Rees chairs SA's health products regulatory authority and the Global Alliance for Vaccines and Immunisations.

Finance minister Tito Mboweni told parliament last week that the government has until December 15 to pay the R500m required for it to be part of the Covax global Covid-19 vaccine distribution scheme — giving  SA early access to a batch of vaccines.

In the rest of his prayer, Mogoeng took aim at the corrupt, and against people who want to “eat along with their friends”.

Any legalising agent, Lord, for wickedness in this nation, for wickedness in Africa and across the nations of the world, Lord God almighty, send your angels, send even your angel of the media, send all the angels of fire, the angel of judgment, the angel of the wings of the Lord, to enforce your will. In the name of Jesus, no more suffering, Lord. No more suffering.

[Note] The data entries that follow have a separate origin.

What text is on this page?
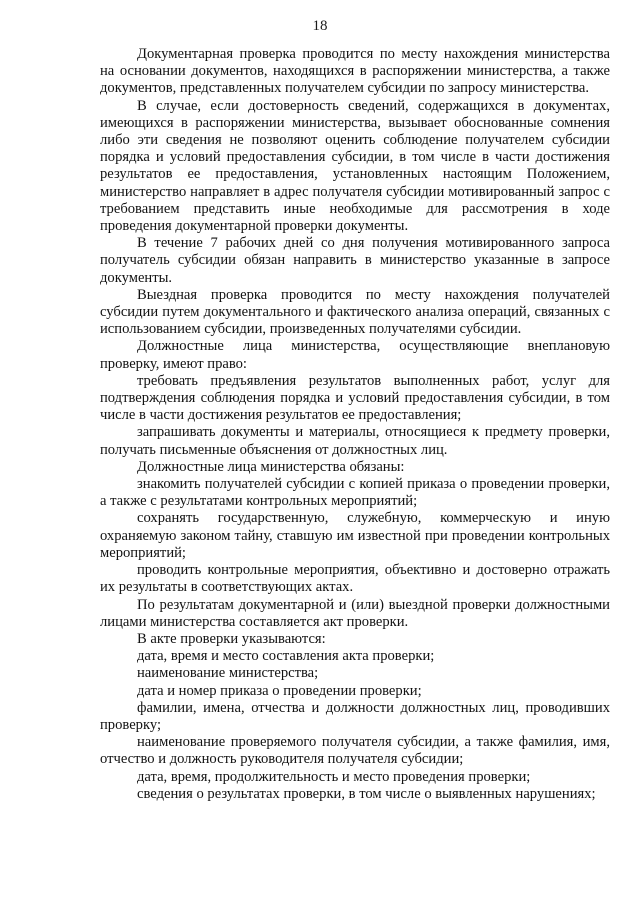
18

Документарная проверка проводится по месту нахождения министерства на основании документов, находящихся в распоряжении министерства, а также документов, представленных получателем субсидии по запросу министерства.

В случае, если достоверность сведений, содержащихся в документах, имеющихся в распоряжении министерства, вызывает обоснованные сомнения либо эти сведения не позволяют оценить соблюдение получателем субсидии порядка и условий предоставления субсидии, в том числе в части достижения результатов ее предоставления, установленных настоящим Положением, министерство направляет в адрес получателя субсидии мотивированный запрос с требованием представить иные необходимые для рассмотрения в ходе проведения документарной проверки документы.

В течение 7 рабочих дней со дня получения мотивированного запроса получатель субсидии обязан направить в министерство указанные в запросе документы.

Выездная проверка проводится по месту нахождения получателей субсидии путем документального и фактического анализа операций, связанных с использованием субсидии, произведенных получателями субсидии.

Должностные лица министерства, осуществляющие внеплановую проверку, имеют право:

требовать предъявления результатов выполненных работ, услуг для подтверждения соблюдения порядка и условий предоставления субсидии, в том числе в части достижения результатов ее предоставления;

запрашивать документы и материалы, относящиеся к предмету проверки, получать письменные объяснения от должностных лиц.

Должностные лица министерства обязаны:

знакомить получателей субсидии с копией приказа о проведении проверки, а также с результатами контрольных мероприятий;

сохранять государственную, служебную, коммерческую и иную охраняемую законом тайну, ставшую им известной при проведении контрольных мероприятий;

проводить контрольные мероприятия, объективно и достоверно отражать их результаты в соответствующих актах.

По результатам документарной и (или) выездной проверки должностными лицами министерства составляется акт проверки.

В акте проверки указываются:

дата, время и место составления акта проверки;

наименование министерства;

дата и номер приказа о проведении проверки;

фамилии, имена, отчества и должности должностных лиц, проводивших проверку;

наименование проверяемого получателя субсидии, а также фамилия, имя, отчество и должность руководителя получателя субсидии;

дата, время, продолжительность и место проведения проверки;

сведения о результатах проверки, в том числе о выявленных нарушениях;
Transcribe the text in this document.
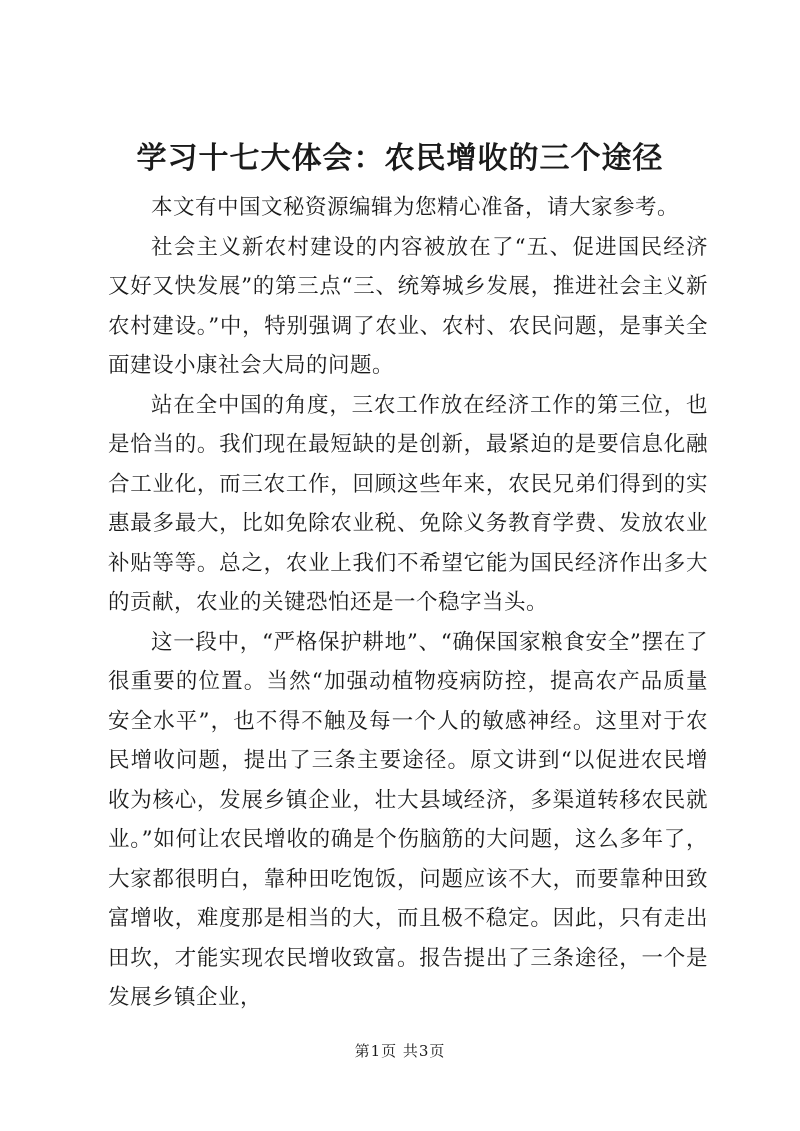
学习十七大体会：农民增收的三个途径

本文有中国文秘资源编辑为您精心准备，请大家参考。

社会主义新农村建设的内容被放在了“五、促进国民经济又好又快发展”的第三点“三、统筹城乡发展，推进社会主义新农村建设。”中，特别强调了农业、农村、农民问题，是事关全面建设小康社会大局的问题。

站在全中国的角度，三农工作放在经济工作的第三位，也是恰当的。我们现在最短缺的是创新，最紧迫的是要信息化融合工业化，而三农工作，回顾这些年来，农民兄弟们得到的实惠最多最大，比如免除农业税、免除义务教育学费、发放农业补贴等等。总之，农业上我们不希望它能为国民经济作出多大的贡献，农业的关键恐怕还是一个稳字当头。

这一段中，“严格保护耕地”、“确保国家粮食安全”摆在了很重要的位置。当然“加强动植物疫病防控，提高农产品质量安全水平”，也不得不触及每一个人的敏感神经。这里对于农民增收问题，提出了三条主要途径。原文讲到“以促进农民增收为核心，发展乡镇企业，壮大县域经济，多渠道转移农民就业。”如何让农民增收的确是个伤脑筋的大问题，这么多年了，大家都很明白，靠种田吃饱饭，问题应该不大，而要靠种田致富增收，难度那是相当的大，而且极不稳定。因此，只有走出田坎，才能实现农民增收致富。报告提出了三条途径，一个是发展乡镇企业，

第1页 共3页
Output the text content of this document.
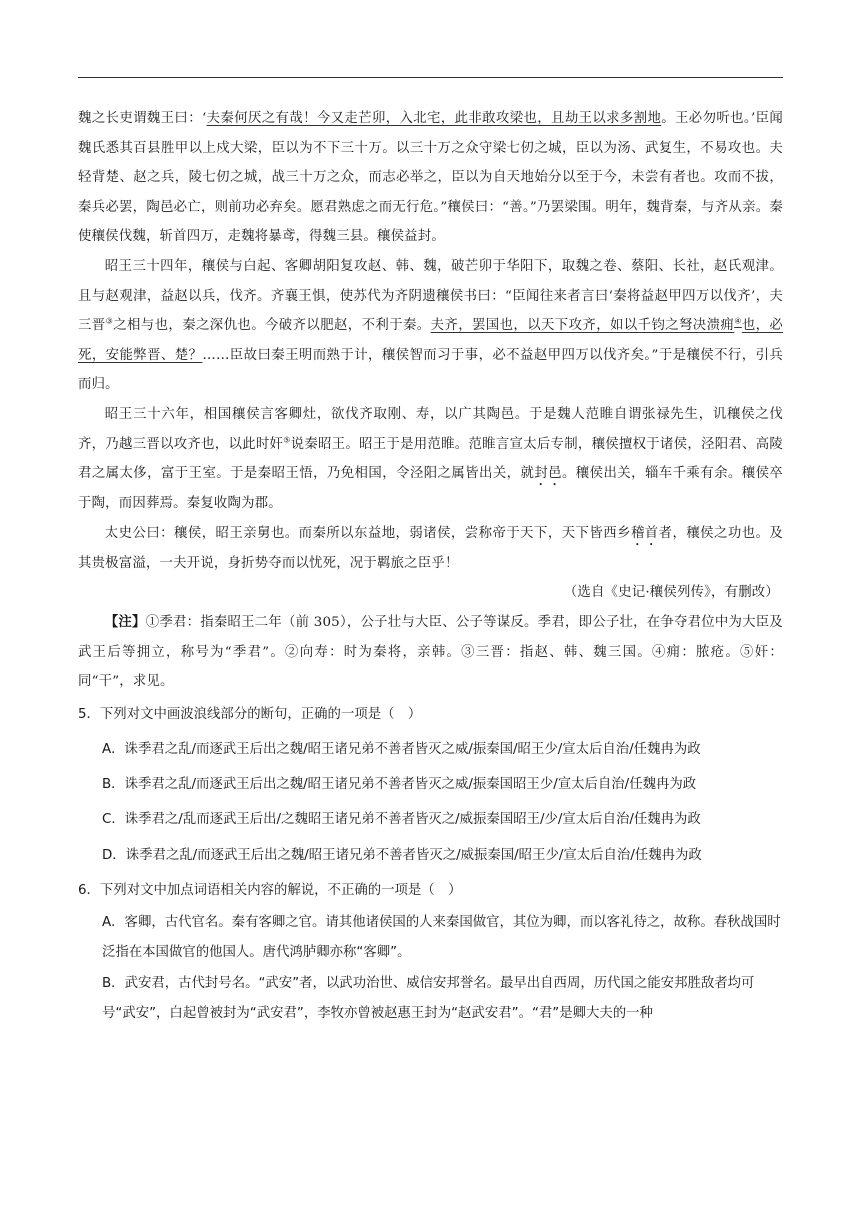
魏之长吏谓魏王曰：‘夫秦何厌之有哉！今又走芒卯，入北宅，此非敢攻梁也，且劫王以求多割地。王必勿听也。’臣闻魏氏悉其百县胜甲以上戍大梁，臣以为不下三十万。以三十万之众守梁七仞之城，臣以为汤、武复生，不易攻也。夫轻背楚、赵之兵，陵七仞之城，战三十万之众，而志必举之，臣以为自天地始分以至于今，未尝有者也。攻而不拔，秦兵必罢，陶邑必亡，则前功必弃矣。愿君熟虑之而无行危。”穰侯曰：“善。”乃罢梁围。明年，魏背秦，与齐从亲。秦使穰侯伐魏，斩首四万，走魏将暴鸢，得魏三县。穰侯益封。

昭王三十四年，穰侯与白起、客卿胡阳复攻赵、韩、魏，破芒卯于华阳下，取魏之卷、蔡阳、长社，赵氏观津。且与赵观津，益赵以兵，伐齐。齐襄王惧，使苏代为齐阴遗穰侯书曰：“臣闻往来者言曰‘秦将益赵甲四万以伐齐’，夫三晋③之相与也，秦之深仇也。今破齐以肥赵，不利于秦。夫齐，罢国也，以天下攻齐，如以千钧之弩决溃痈④也，必死，安能弊晋、楚？……臣故曰秦王明而熟于计，穰侯智而习于事，必不益赵甲四万以伐齐矣。”于是穰侯不行，引兵而归。

昭王三十六年，相国穰侯言客卿灶，欲伐齐取刚、寿，以广其陶邑。于是魏人范睢自谓张禄先生，讥穰侯之伐齐，乃越三晋以攻齐也，以此时奸⑤说秦昭王。昭王于是用范睢。范睢言宣太后专制，穰侯擅权于诸侯，泾阳君、高陵君之属太侈，富于王室。于是秦昭王悟，乃免相国，令泾阳之属皆出关，就封邑。穰侯出关，辎车千乘有余。穰侯卒于陶，而因葬焉。秦复收陶为郡。

太史公曰：穰侯，昭王亲舅也。而秦所以东益地，弱诸侯，尝称帝于天下，天下皆西乡稽首者，穰侯之功也。及其贵极富溢，一夫开说，身折势夺而以忧死，况于羁旅之臣乎！

（选自《史记·穰侯列传》，有删改）

【注】①季君：指秦昭王二年（前 305），公子壮与大臣、公子等谋反。季君，即公子壮，在争夺君位中为大臣及武王后等拥立，称号为“季君”。②向寿：时为秦将，亲韩。③三晋：指赵、韩、魏三国。④痈：脓疮。⑤奸：同“干”，求见。

5．下列对文中画波浪线部分的断句，正确的一项是（　）

A．诛季君之乱/而逐武王后出之魏/昭王诸兄弟不善者皆灭之威/振秦国/昭王少/宣太后自治/任魏冉为政

B．诛季君之乱/而逐武王后出之魏/昭王诸兄弟不善者皆灭之威/振秦国昭王少/宣太后自治/任魏冉为政

C．诛季君之/乱而逐武王后出/之魏昭王诸兄弟不善者皆灭之/威振秦国昭王/少/宣太后自治/任魏冉为政

D．诛季君之乱/而逐武王后出之魏/昭王诸兄弟不善者皆灭之/威振秦国/昭王少/宣太后自治/任魏冉为政

6．下列对文中加点词语相关内容的解说，不正确的一项是（　）

A．客卿，古代官名。秦有客卿之官。请其他诸侯国的人来秦国做官，其位为卿，而以客礼待之，故称。春秋战国时泛指在本国做官的他国人。唐代鸿胪卿亦称“客卿”。

B．武安君，古代封号名。“武安”者，以武功治世、威信安邦誉名。最早出自西周，历代国之能安邦胜敌者均可号“武安”，白起曾被封为“武安君”，李牧亦曾被赵惠王封为“赵武安君”。“君”是卿大夫的一种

“Revive the economy of this country. For you have told us, Lord, there are many hidden minerals still that will only surface when righteousness emerges.

“My Father and my God, if there be any leader in this nation who is serving himself or herself to the exclusion of the people, pretending to be a good leader, you know them. Accept they repent. Judge them without delay.

“My God, I say it and will never apologise for praying, judge the evil ones who want to corrupt this country and eat along with their friends. Time for their judgment is now, in the name of Jesus,” he said.